No es prudente trivializar la profundidad de los riesgos que está corriendo el país. No se trata de otra crisis económica, ni del mantenimiento de la estabilidad a pesar de la desigualdad, ni de la “guerra contra el crimen organizado”, ni de fenómenos aislados de fragmentación social, ni de nuevos escándalos de corrupción, sino de la combinación de todo eso, con el muy delicado añadido de la pérdida de confianza en el Presidente. Por primera vez en décadas, es cierta la posibilidad de que una administración resulte incapaz de concluir su periodo.

Dadas estas circunstancias y asumiendo con responsabilidad que los dos años por venir no serán mucho mejores en ninguna de las variables principales que afectan la vida de México, la cuestión más importante es salvaguardar el proyecto democrático del país y trazar el mejor tránsito razonable hacia la siguiente década. Imaginar el puente que puede unir el final de este sexenio con los primeros años del posterior.

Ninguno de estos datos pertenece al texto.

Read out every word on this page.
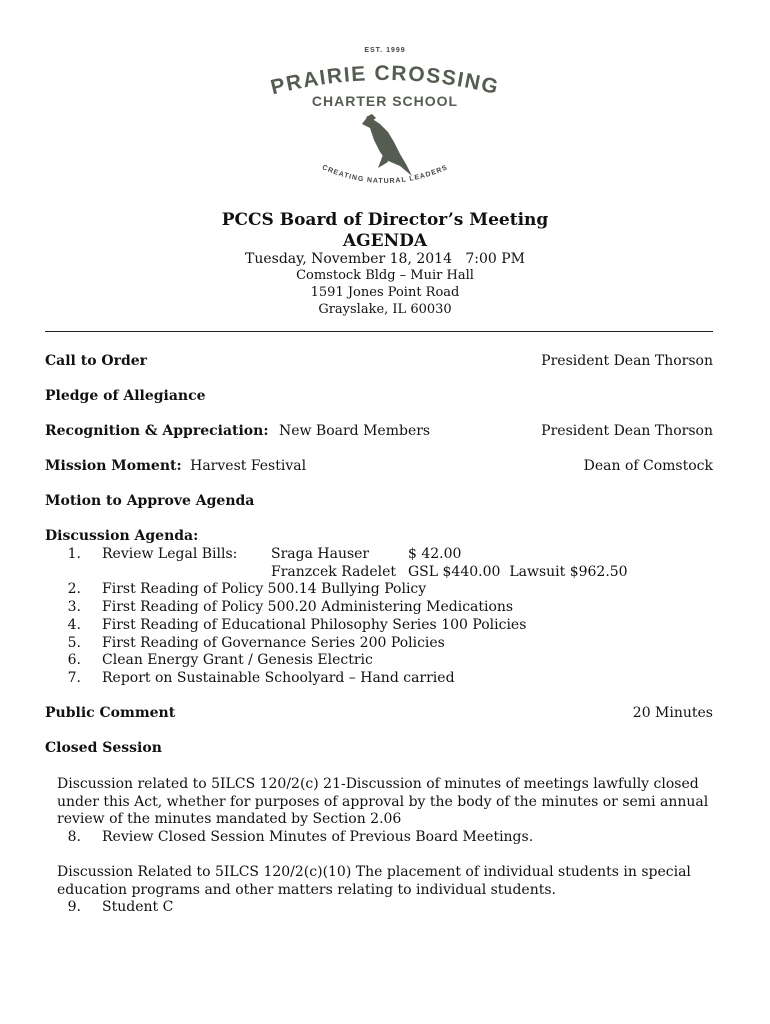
EST. 1999
PRAIRIE CROSSING
CHARTER SCHOOL
CREATING NATURAL LEADERS
PCCS Board of Director’s Meeting
AGENDA
Tuesday, November 18, 2014   7:00 PM
Comstock Bldg – Muir Hall
1591 Jones Point Road
Grayslake, IL 60030
Call to Order	President Dean Thorson
Pledge of Allegiance
Recognition & Appreciation: New Board Members	President Dean Thorson
Mission Moment: Harvest Festival	Dean of Comstock
Motion to Approve Agenda
Discussion Agenda:
1. Review Legal Bills: Sraga Hauser	$ 42.00
Franzcek Radelet GSL $440.00  Lawsuit $962.50
2. First Reading of Policy 500.14 Bullying Policy
3. First Reading of Policy 500.20 Administering Medications
4. First Reading of Educational Philosophy Series 100 Policies
5. First Reading of Governance Series 200 Policies
6. Clean Energy Grant / Genesis Electric
7. Report on Sustainable Schoolyard – Hand carried
Public Comment	20 Minutes
Closed Session
Discussion related to 5ILCS 120/2(c) 21-Discussion of minutes of meetings lawfully closed under this Act, whether for purposes of approval by the body of the minutes or semi annual review of the minutes mandated by Section 2.06
8. Review Closed Session Minutes of Previous Board Meetings.
Discussion Related to 5ILCS 120/2(c)(10) The placement of individual students in special education programs and other matters relating to individual students.
9. Student C
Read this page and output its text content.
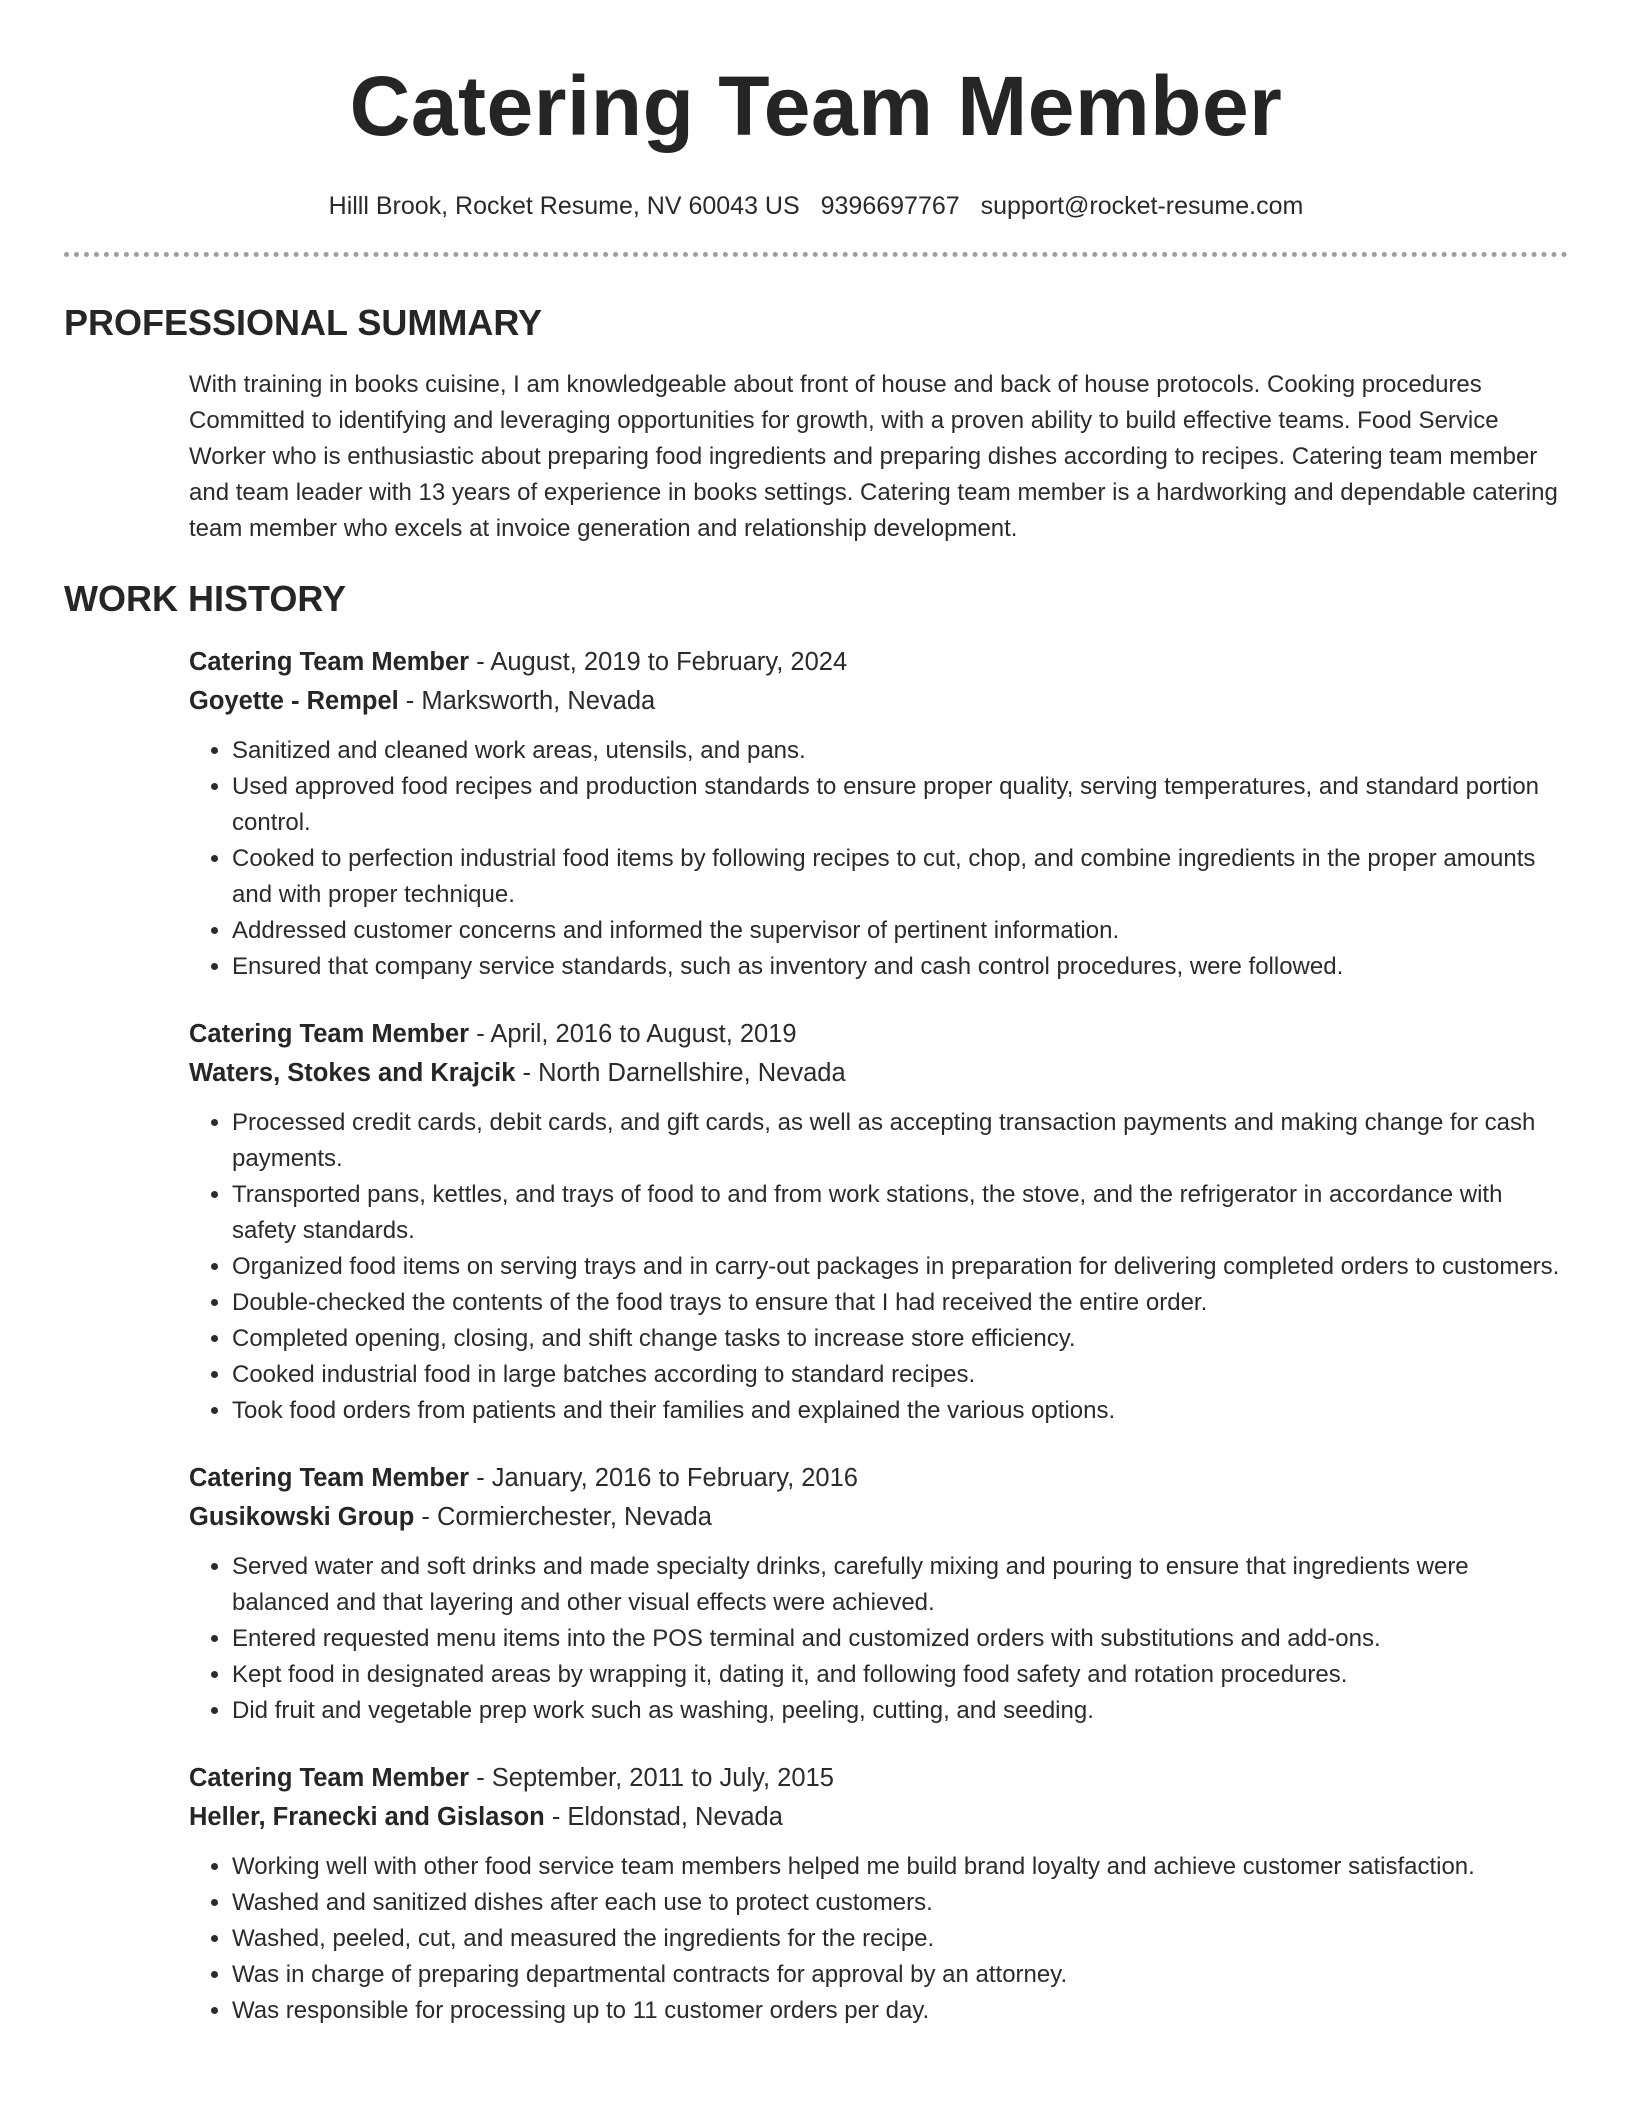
Catering Team Member
Hilll Brook, Rocket Resume, NV 60043 US 9396697767 support@rocket-resume.com
PROFESSIONAL SUMMARY

With training in books cuisine, I am knowledgeable about front of house and back of house protocols. Cooking procedures Committed to identifying and leveraging opportunities for growth, with a proven ability to build effective teams. Food Service Worker who is enthusiastic about preparing food ingredients and preparing dishes according to recipes. Catering team member and team leader with 13 years of experience in books settings. Catering team member is a hardworking and dependable catering team member who excels at invoice generation and relationship development.

WORK HISTORY
Catering Team Member - August, 2019 to February, 2024
Goyette - Rempel - Marksworth, Nevada
• Sanitized and cleaned work areas, utensils, and pans.
• Used approved food recipes and production standards to ensure proper quality, serving temperatures, and standard portion control.
• Cooked to perfection industrial food items by following recipes to cut, chop, and combine ingredients in the proper amounts and with proper technique.
• Addressed customer concerns and informed the supervisor of pertinent information.
• Ensured that company service standards, such as inventory and cash control procedures, were followed.
Catering Team Member - April, 2016 to August, 2019
Waters, Stokes and Krajcik - North Darnellshire, Nevada
• Processed credit cards, debit cards, and gift cards, as well as accepting transaction payments and making change for cash payments.
• Transported pans, kettles, and trays of food to and from work stations, the stove, and the refrigerator in accordance with safety standards.
• Organized food items on serving trays and in carry-out packages in preparation for delivering completed orders to customers.
• Double-checked the contents of the food trays to ensure that I had received the entire order.
• Completed opening, closing, and shift change tasks to increase store efficiency.
• Cooked industrial food in large batches according to standard recipes.
• Took food orders from patients and their families and explained the various options.
Catering Team Member - January, 2016 to February, 2016
Gusikowski Group - Cormierchester, Nevada
• Served water and soft drinks and made specialty drinks, carefully mixing and pouring to ensure that ingredients were balanced and that layering and other visual effects were achieved.
• Entered requested menu items into the POS terminal and customized orders with substitutions and add-ons.
• Kept food in designated areas by wrapping it, dating it, and following food safety and rotation procedures.
• Did fruit and vegetable prep work such as washing, peeling, cutting, and seeding.
Catering Team Member - September, 2011 to July, 2015
Heller, Franecki and Gislason - Eldonstad, Nevada
• Working well with other food service team members helped me build brand loyalty and achieve customer satisfaction.
• Washed and sanitized dishes after each use to protect customers.
• Washed, peeled, cut, and measured the ingredients for the recipe.
• Was in charge of preparing departmental contracts for approval by an attorney.
• Was responsible for processing up to 11 customer orders per day.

Es preciso comprender que la agenda del país ya no puede seguir siendo la misma. A pesar de que los problemas son básicamente los mismos, la agenda ha cambiado. No tiene sentido seguir disputando soluciones que tomarán años, mientras apremia el cortísimo plazo. La agenda política de México no puede ser otra que salvar a la democracia. No hay una tarea más urgente que ésta. Esto es, abrir todos los espacios para que los ciudadanos encuentren un cauce para dirimir sus agravios, para deliberar pacíficamente y para exigir que las instituciones cumplan sus cometidos.

Entrelazar agendas a partir del diálogo franco entre organizaciones sociales de toda índole; proponer diagnósticos que no sólo se hagan cargo de datos duros y estadísticas gélidas, sino que comprendan los sentimientos de la nación; entrelazar hablando y creando espacios para que la voz sea más potente que las burocracias políticas, las trampas y la ambición.

Salvar a la democracia es un propósito que debe ocupar el resto de este sexenio, tender un puente hacia la sucesión de 2018 y mantenerse hacia los primeros años de la década de los veintes. Pero debe comenzar desde ahora y con toda la fuerza posible. Me pregunto si una tarea de esa envergadura puede surgir todavía del gobierno y de los partidos políticos. Si aún es posible que los líderes habituales emprendan esa tarea y se propongan construir un cauce para darle cabida a una revolución de conciencias, capaz de llevarnos más allá de la obsesión por las elecciones siguientes y evitar que se destruyan dramáticamente las bases de la convivencia pacífica y democrática entre los mexicanos.

Los meses que nos separan de las elecciones presidenciales siguientes pueden servir para evitar un desastre, siempre y cuando se entienda que el régimen no puede seguir resistiendo todos los despropósitos ni navegar simulando, como si aquí no pasara nada. Si los actores políticos principales siguen respondiendo con los mismos discursos, las mismas rutinas y las mismas personas —atenazados mutuamente entre sus gritos y su impotencia—, incapaces de ofrecerle al país un horizonte creíble para llegar al sexenio siguiente y amenazando con un conflicto mayúsculo, no faltarán quienes se propongan salvar a México haciendo añicos la democracia.

Los partidos y los líderes que hoy tenemos no están trabajando para salvar a la democracia, sino medrando contra ella mientras se muestran los dientes y preparan sus armas para la batalla que viene, sin advertir que el arreglo político que hoy tenemos no es invencible ni eterno. Por el contrario, dada su incapacidad para ofrecer resultados tangibles e indiscutibles ante los problemas que desafían al país, cada día se vuelve más vulnerable. Por eso es imperativo cobrar conciencia del riesgo que está corriendo la democracia de México y defenderla, incluso, de sus propios protagonistas.